Современная модель общества создавалась как единая для всех. Такой образ универсального будущего. Здесь важно следовать внешним правилам. Тот, кто выполняет условия, сразу считается дико демократичным, с ним будут дружить. Нюансы роли не играют. Иначе говоря, модель будущего – это зонтичная демократия, в которую ты встроился, и тогда все закроют глаза на то, что демократия у тебя какая‑то не совсем настоящая, не очень правильная.
Несколько лет назад британский профессор социологии Колин Крауч написал книгу под названием «Постдемократия». Постдемократия – это такое состояние общества, при котором оно сохраняет внешние признаки демократии: «свободные выборы, конкурентные партии, свободные публичные дебаты, права человека, определенную прозрачность в деятельности государства. Но энергия и жизненная сила политики вернется туда, где она находилась в эпоху, предшествующую демократии, – к немногочисленной элите и состоятельным группам, концентрирующимся вокруг властных центров и стремящимся получить от них привилегии»[1].
Именно это мы и наблюдаем повсеместно. По большому счету эпоха, в которой мы живем, именно что постдемократическая. Постдемократия, как любая превращенная форма, постоянно порождает коррупцию в колоссальных масштабах. Потому что все понимают, что всё как бы немножко невсерьез. Значит, ситуация временная. И если раньше у местных элит была возможность открыто заявить о том, что те или иные блага принадлежат им по праву, то теперь они должны играть в какие‑то странные игры. Нет бы сказать честно, откуда деньги, – мол, награбил. Хозяин я местный, все племя мне деньги приносит, уважение показывает. В демократическом обществе, конечно, так не принято, а в любом другом – еще как принято. Попробуй не принеси!

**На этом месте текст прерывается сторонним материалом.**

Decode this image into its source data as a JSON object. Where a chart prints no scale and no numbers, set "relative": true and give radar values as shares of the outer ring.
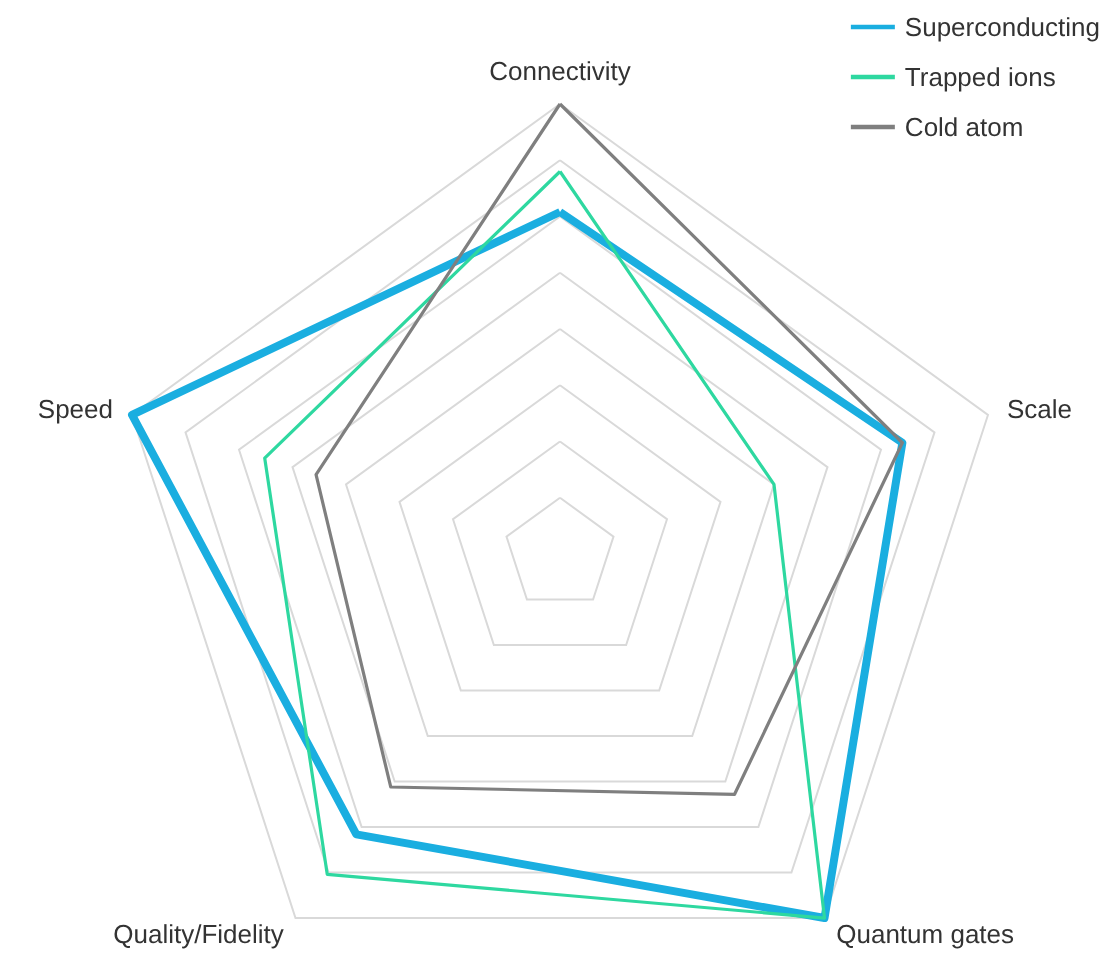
{
  "chart_data": {
    "type": "radar",
    "relative": true,
    "categories": [
      "Connectivity",
      "Scale",
      "Quantum gates",
      "Quality/Fidelity",
      "Speed"
    ],
    "series": [
      {
        "name": "Superconducting",
        "color": "#1aaee0",
        "values": [
          0.76,
          0.8,
          1.0,
          0.77,
          1.0
        ]
      },
      {
        "name": "Trapped ions",
        "color": "#2ed8a0",
        "values": [
          0.85,
          0.5,
          1.0,
          0.88,
          0.69
        ]
      },
      {
        "name": "Cold atom",
        "color": "#7f7f7f",
        "values": [
          1.0,
          0.8,
          0.66,
          0.64,
          0.57
        ]
      }
    ],
    "legend": "top right",
    "marker": "none"
  }
}
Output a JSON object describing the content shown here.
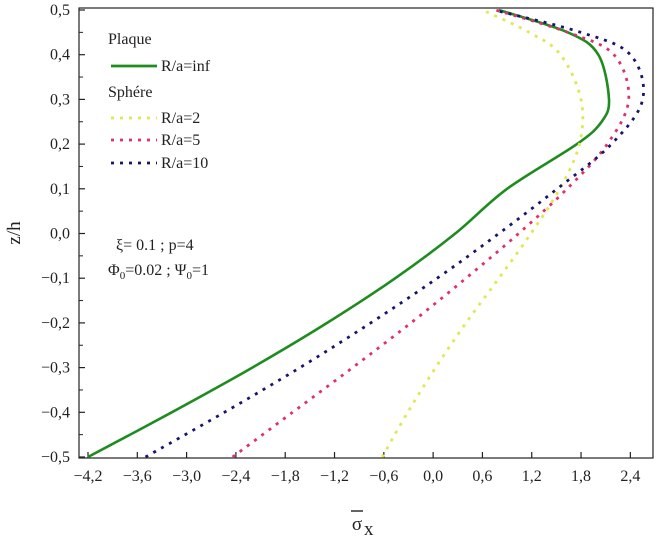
{
  "chart_data": {
    "type": "line",
    "xlabel": "σx",
    "ylabel": "z/h",
    "xlim": [
      -4.2,
      2.7
    ],
    "ylim": [
      -0.5,
      0.5
    ],
    "xticks": [
      "−4,2",
      "−3,6",
      "−3,0",
      "−2,4",
      "−1,8",
      "−1,2",
      "−0,6",
      "0,0",
      "0,6",
      "1,2",
      "1,8",
      "2,4"
    ],
    "xtick_values": [
      -4.2,
      -3.6,
      -3.0,
      -2.4,
      -1.8,
      -1.2,
      -0.6,
      0.0,
      0.6,
      1.2,
      1.8,
      2.4
    ],
    "yticks": [
      "0,5",
      "0,4",
      "0,3",
      "0,2",
      "0,1",
      "0,0",
      "−0,1",
      "−0,2",
      "−0,3",
      "−0,4",
      "−0,5"
    ],
    "ytick_values": [
      0.5,
      0.4,
      0.3,
      0.2,
      0.1,
      0.0,
      -0.1,
      -0.2,
      -0.3,
      -0.4,
      -0.5
    ],
    "legend": {
      "group1_title": "Plaque",
      "group2_title": "Sphére",
      "placement": "top-left"
    },
    "annotations": {
      "line1": "ξ= 0.1 ; p=4",
      "line2_phi": "Φ",
      "line2_phi_sub": "0",
      "line2_mid": "=0.02 ; Ψ",
      "line2_psi_sub": "0",
      "line2_end": "=1"
    },
    "series": [
      {
        "name": "R/a=inf",
        "style": "solid",
        "color": "#1e8c1e",
        "points": [
          [
            -4.2,
            -0.5
          ],
          [
            -3.18,
            -0.4
          ],
          [
            -2.2,
            -0.3
          ],
          [
            -1.29,
            -0.2
          ],
          [
            -0.46,
            -0.1
          ],
          [
            0.27,
            0.0
          ],
          [
            0.9,
            0.1
          ],
          [
            1.75,
            0.2
          ],
          [
            2.05,
            0.25
          ],
          [
            2.14,
            0.3
          ],
          [
            2.01,
            0.4
          ],
          [
            1.64,
            0.45
          ],
          [
            0.8,
            0.5
          ]
        ]
      },
      {
        "name": "R/a=2",
        "style": "dotted",
        "color": "#e0e84e",
        "points": [
          [
            -0.62,
            -0.5
          ],
          [
            -0.31,
            -0.4
          ],
          [
            0.03,
            -0.3
          ],
          [
            0.4,
            -0.2
          ],
          [
            0.8,
            -0.1
          ],
          [
            1.19,
            0.0
          ],
          [
            1.54,
            0.1
          ],
          [
            1.78,
            0.2
          ],
          [
            1.8,
            0.3
          ],
          [
            1.55,
            0.4
          ],
          [
            1.17,
            0.45
          ],
          [
            0.6,
            0.5
          ]
        ]
      },
      {
        "name": "R/a=5",
        "style": "dotted",
        "color": "#e0306a",
        "points": [
          [
            -2.44,
            -0.5
          ],
          [
            -1.71,
            -0.4
          ],
          [
            -0.98,
            -0.3
          ],
          [
            -0.27,
            -0.2
          ],
          [
            0.4,
            -0.1
          ],
          [
            1.04,
            0.0
          ],
          [
            1.63,
            0.1
          ],
          [
            2.12,
            0.2
          ],
          [
            2.38,
            0.3
          ],
          [
            2.2,
            0.4
          ],
          [
            1.64,
            0.45
          ],
          [
            0.76,
            0.5
          ]
        ]
      },
      {
        "name": "R/a=10",
        "style": "dotted",
        "color": "#16166e",
        "points": [
          [
            -3.5,
            -0.5
          ],
          [
            -2.54,
            -0.4
          ],
          [
            -1.62,
            -0.3
          ],
          [
            -0.76,
            -0.2
          ],
          [
            0.05,
            -0.1
          ],
          [
            0.8,
            0.0
          ],
          [
            1.51,
            0.1
          ],
          [
            2.17,
            0.2
          ],
          [
            2.55,
            0.3
          ],
          [
            2.4,
            0.4
          ],
          [
            1.8,
            0.45
          ],
          [
            0.74,
            0.5
          ]
        ]
      }
    ]
  }
}
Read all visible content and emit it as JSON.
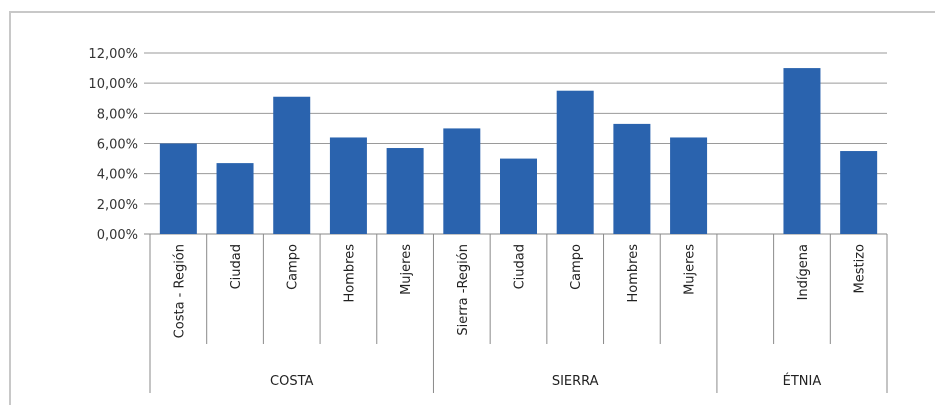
{
  "chart_data": {
    "type": "bar",
    "title": "",
    "xlabel": "",
    "ylabel": "",
    "ylim": [
      0,
      12
    ],
    "y_ticks": [
      "0,00%",
      "2,00%",
      "4,00%",
      "6,00%",
      "8,00%",
      "10,00%",
      "12,00%"
    ],
    "grid": true,
    "bar_color": "#2a63ae",
    "categories": [
      "Costa - Región",
      "Ciudad",
      "Campo",
      "Hombres",
      "Mujeres",
      "Sierra -Región",
      "Ciudad",
      "Campo",
      "Hombres",
      "Mujeres",
      "",
      "Indígena",
      "Mestizo"
    ],
    "values": [
      6.0,
      4.7,
      9.1,
      6.4,
      5.7,
      7.0,
      5.0,
      9.5,
      7.3,
      6.4,
      null,
      11.0,
      5.5
    ],
    "groups": [
      {
        "label": "COSTA",
        "span": [
          0,
          4
        ]
      },
      {
        "label": "SIERRA",
        "span": [
          5,
          9
        ]
      },
      {
        "label": "ÉTNIA",
        "span": [
          10,
          12
        ]
      }
    ]
  }
}
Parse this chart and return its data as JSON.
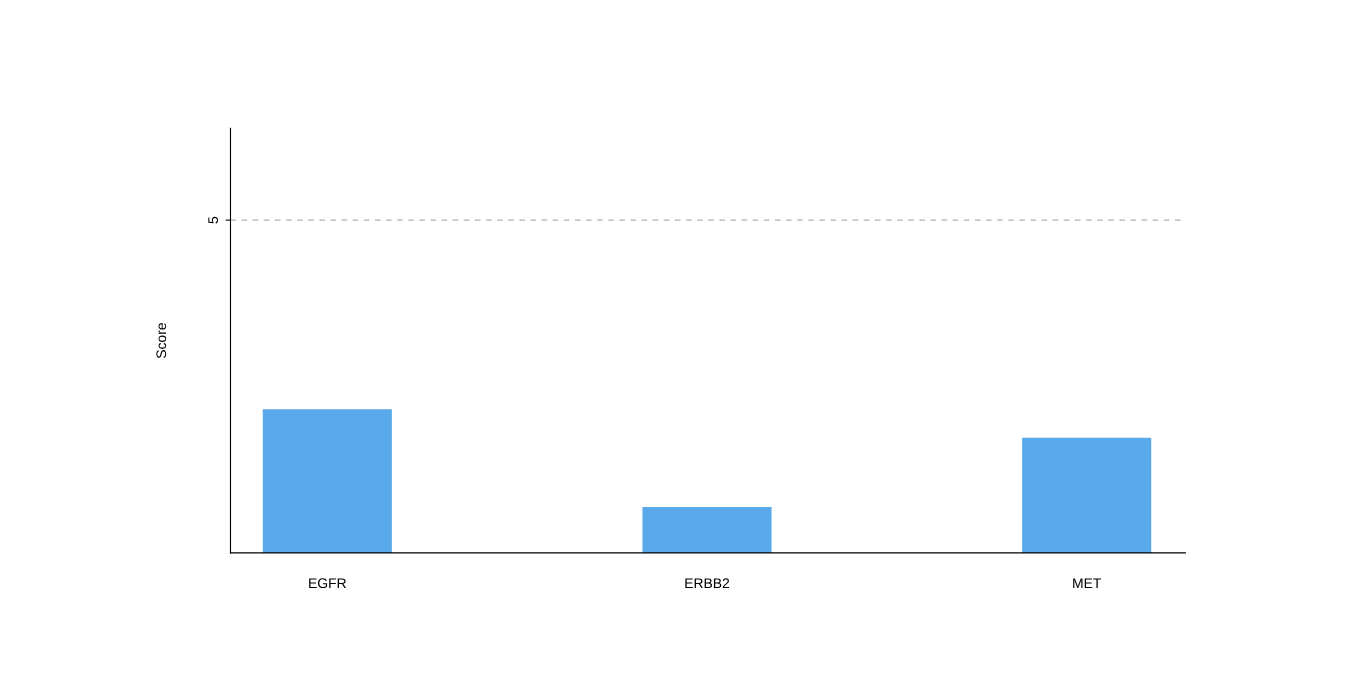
{
  "chart_data": {
    "type": "bar",
    "ylabel": "Score",
    "categories": [
      "EGFR",
      "ERBB2",
      "MET"
    ],
    "values": [
      2.16,
      0.69,
      1.73
    ],
    "color": "#5aa9ea",
    "ylim": [
      0,
      6.38
    ],
    "yticks": [
      5
    ],
    "ref_lines": [
      {
        "axis": "y",
        "value": 5,
        "line_style": "dashed",
        "color": "#b0b0b0"
      }
    ],
    "grid": false,
    "legend": false
  }
}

Своим можно все. На проделки своих всегда будут смотреть сквозь пальцы. Например, в зонтичной демократической модели требуется уважение к представителям сексуальных меньшинств. Ни в коей мере не оспариваю этот постулат. Правда, что‑то не заметил никакого уважения к сексуальным меньшинствам в такой демократической монархии, как Саудовская Аравия. Даже близко нет. Я уж не говорю о правах женщин, которые, конечно, в арабских странах находятся на высочайшем демократическом уровне! (Шутка. Грустная.) Или о свободе прессы, например в Южной Корее, которая достигла таких вершин, что можно схлопотать реальный срок за просмотр видеоматериала из Северной Кореи (а вовсе не наоборот, как нас пытаются уверять).
Даже Украина – чрезвычайно демократичная страна, несмотря на запреты на въезд для журналистов из России, «черные списки», списки сайта «Миротворец» и ужасающие нарушения прав человека.
Это только России можно указывать и говорить:
– Вы что себе позволяете! Посмотрите, что у вас происходит в Чечне с геями!
– А что там происходит? – спрашивает Лавров.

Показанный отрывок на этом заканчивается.